DASHT-E LUT ▪ IRAN
I got my first lesson in the physics of sand dunes in 1998 on an expedition into the Sahara. In order to take aerial photos in this remote part of the world, I had learned to fly a motorized paraglider, one of the lightest and slowest aircraft in the world. It weighs a little under a hundred pounds; its top airspeed is 30 miles an hour. And it has no wheels.
I mastered new skills to fly (and land) the paraglider. But there was one I hadn’t realized I’d need to survive the Sahara: reading sand dunes. Just as the sailor watches whitecaps for the sudden squall, I had to learn to anticipate the invisible currents of air that created the dunes.

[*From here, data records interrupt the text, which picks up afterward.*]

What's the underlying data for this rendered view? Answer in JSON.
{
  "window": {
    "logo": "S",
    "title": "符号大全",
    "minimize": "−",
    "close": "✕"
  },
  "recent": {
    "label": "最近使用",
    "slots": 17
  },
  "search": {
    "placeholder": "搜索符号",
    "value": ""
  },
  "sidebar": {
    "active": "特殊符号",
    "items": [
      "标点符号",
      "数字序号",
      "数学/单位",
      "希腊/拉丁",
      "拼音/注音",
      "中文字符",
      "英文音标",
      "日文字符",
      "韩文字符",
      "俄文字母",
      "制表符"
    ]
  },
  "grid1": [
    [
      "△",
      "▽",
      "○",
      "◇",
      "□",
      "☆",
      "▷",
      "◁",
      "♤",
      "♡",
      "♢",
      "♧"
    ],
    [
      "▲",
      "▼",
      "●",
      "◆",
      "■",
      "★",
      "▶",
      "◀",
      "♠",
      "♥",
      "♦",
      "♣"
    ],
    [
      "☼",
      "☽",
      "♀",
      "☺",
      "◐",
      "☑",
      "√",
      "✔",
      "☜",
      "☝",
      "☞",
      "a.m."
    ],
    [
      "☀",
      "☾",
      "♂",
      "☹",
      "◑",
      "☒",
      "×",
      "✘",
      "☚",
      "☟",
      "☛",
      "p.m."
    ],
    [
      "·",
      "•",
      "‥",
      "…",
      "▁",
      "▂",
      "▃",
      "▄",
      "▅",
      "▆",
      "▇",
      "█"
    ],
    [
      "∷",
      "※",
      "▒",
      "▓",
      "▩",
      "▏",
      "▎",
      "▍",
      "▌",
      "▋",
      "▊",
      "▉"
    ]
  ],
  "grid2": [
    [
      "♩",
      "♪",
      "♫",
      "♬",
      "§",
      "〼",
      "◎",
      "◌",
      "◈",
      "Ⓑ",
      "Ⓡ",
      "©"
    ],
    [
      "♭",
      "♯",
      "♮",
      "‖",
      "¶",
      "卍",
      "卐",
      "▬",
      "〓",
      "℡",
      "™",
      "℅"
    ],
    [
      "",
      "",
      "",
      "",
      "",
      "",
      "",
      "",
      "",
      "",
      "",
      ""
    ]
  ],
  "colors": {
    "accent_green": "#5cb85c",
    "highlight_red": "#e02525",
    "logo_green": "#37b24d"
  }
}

If I wasn’t paying attention, I could get caught in turbulence—or even a fatal downdraft.
The Sahara is traversed by endless rows of dunes called barchans. The word means “crescent-shaped dune” in the Turkic languages of eastern Europe and Central and northern Asia. I had become intrigued with them while reading a book by Ralph Bagnold, a British Army officer who pioneered motorized travel in the Libyan Desert in the 1920s and ’30s. Bagnold described barchans as life-forms—they move, multiply, maintain structure, and adapt to their environment. I thought they might be interesting to photograph from above.